Approximating a distributed LRU cache with a transaction log

June 11, 2020

Imagine you had to find duplicates in a large set of data. This isn’t unlike something that could be solved with a map-reduce, but let’s say the system it’s run on isn’t amenable to bringing in additional dependencies.

The mapping: Process a piece of data into a hash, some metadata, and a count of 1.
The reducing: Combine identical hashes with a “pick any” selection for the metadata, and a sum of the counts.

It’s a distributed job across threads or processes working each on a subsection of the data chunks. Even since we’re keeping it simple, the mapping is fine and in this case we can even just track things with a hash map (in this case it was a std::unordered_map, potentially more on that later): a new hash is just added, and an existing hash just takes the prior’s metadata and increments the count.
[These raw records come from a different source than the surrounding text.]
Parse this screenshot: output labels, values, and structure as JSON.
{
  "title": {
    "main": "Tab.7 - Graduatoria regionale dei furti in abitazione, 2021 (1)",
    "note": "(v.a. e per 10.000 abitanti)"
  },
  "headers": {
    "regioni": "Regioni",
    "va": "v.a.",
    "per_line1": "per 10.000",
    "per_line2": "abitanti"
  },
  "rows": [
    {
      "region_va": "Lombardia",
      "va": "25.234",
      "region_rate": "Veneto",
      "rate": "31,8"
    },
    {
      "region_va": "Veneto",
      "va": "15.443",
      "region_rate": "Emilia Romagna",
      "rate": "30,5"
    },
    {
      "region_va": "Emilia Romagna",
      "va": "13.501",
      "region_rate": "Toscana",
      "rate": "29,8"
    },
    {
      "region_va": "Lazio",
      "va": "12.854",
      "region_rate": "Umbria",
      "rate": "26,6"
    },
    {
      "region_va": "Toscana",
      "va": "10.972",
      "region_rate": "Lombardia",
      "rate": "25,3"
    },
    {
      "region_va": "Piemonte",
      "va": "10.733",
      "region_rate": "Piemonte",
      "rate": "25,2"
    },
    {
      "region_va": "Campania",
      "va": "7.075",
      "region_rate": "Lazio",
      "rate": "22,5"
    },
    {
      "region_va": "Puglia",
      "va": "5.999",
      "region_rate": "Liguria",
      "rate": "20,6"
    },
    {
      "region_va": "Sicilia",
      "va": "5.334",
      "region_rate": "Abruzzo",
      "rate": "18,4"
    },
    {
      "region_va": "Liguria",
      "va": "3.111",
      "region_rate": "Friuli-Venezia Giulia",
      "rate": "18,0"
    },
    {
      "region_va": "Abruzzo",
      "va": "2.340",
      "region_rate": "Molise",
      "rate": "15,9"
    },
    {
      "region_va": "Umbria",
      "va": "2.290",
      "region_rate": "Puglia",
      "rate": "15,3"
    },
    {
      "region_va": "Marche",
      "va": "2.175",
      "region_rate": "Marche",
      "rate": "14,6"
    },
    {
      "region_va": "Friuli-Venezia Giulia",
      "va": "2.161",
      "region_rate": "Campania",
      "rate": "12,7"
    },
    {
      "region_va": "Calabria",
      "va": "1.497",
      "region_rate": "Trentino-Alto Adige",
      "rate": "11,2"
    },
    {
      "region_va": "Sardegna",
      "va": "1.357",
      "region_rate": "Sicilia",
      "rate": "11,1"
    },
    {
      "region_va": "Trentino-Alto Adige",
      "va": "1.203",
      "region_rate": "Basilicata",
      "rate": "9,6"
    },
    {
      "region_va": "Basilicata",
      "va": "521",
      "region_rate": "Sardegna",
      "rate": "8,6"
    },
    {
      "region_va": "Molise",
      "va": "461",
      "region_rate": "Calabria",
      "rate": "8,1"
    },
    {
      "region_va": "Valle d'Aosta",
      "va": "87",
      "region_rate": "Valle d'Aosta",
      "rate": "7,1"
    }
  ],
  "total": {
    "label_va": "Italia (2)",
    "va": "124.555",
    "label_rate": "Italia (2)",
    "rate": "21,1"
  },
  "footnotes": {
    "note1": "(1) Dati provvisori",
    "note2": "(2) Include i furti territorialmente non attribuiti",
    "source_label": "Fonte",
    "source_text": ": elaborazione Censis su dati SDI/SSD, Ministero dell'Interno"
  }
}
The reducing is the tricky part, but if disk space is no issue, synchronization can be accomplished simply by flushing any new contents of the map (that is, since the last flush) onto disk. This does require tracking a second temporary map of new elements seen since the last flush, though that map’s size can be bounded by flushing to disk after processing a constant number of chunks. We synchronize with other workers by reading back the whole file into the larger map, adding up the counts of hashes. Clearly, performance in this area wasn’t ever a particular priority–indeed, it turns out that the runtime of the system is heavily dominated by the generation of the hashes themselves.

The above architecture was what was implemented, for better or for worse. Later, a problem came up because in this scheme the size of the in-memory map can grow unbounded, which was starting to cause issues as the set of data grew. If we want to bound the memory usage, sacrificing some accuracy of finding duplicates, what’s interesting is that the LRU-ness of the map is an emergent property of the synchronization scheme: the earlier entries in the file (later if reading backwards) are approximately the least-recently-seen elements if they weren’t also present later in the file. So, bounding the map size is as easy as refusing to insert new hashes after reaching the size bound.

The only reason this is an emergent property is that the on-disk file is approximately tracking every single hash-metadata item seen, in the order it was seen by one of the workers. If you don’t need LRU tracking, or a semi-complete history of every hash “transaction” the system performs, this is absurdly redundant. But, it turns out to be quite useful to have that redundant information lying around when it’s cheap and you do need to use it.

P.S.: when tasked with reducing the memory consumption of the map, the first thing I noticed was that 8 bytes of the map’s value type (out of 48 bytes) was entirely unused except for logging and could be removed. Due to the memory overhead of each allocation in std::unordered_map, the size savings are diluted somewhat, but still gave a ~10% reduction right off the bat, and without adding new logic or sacrificing accuracy. Always check your assumptions!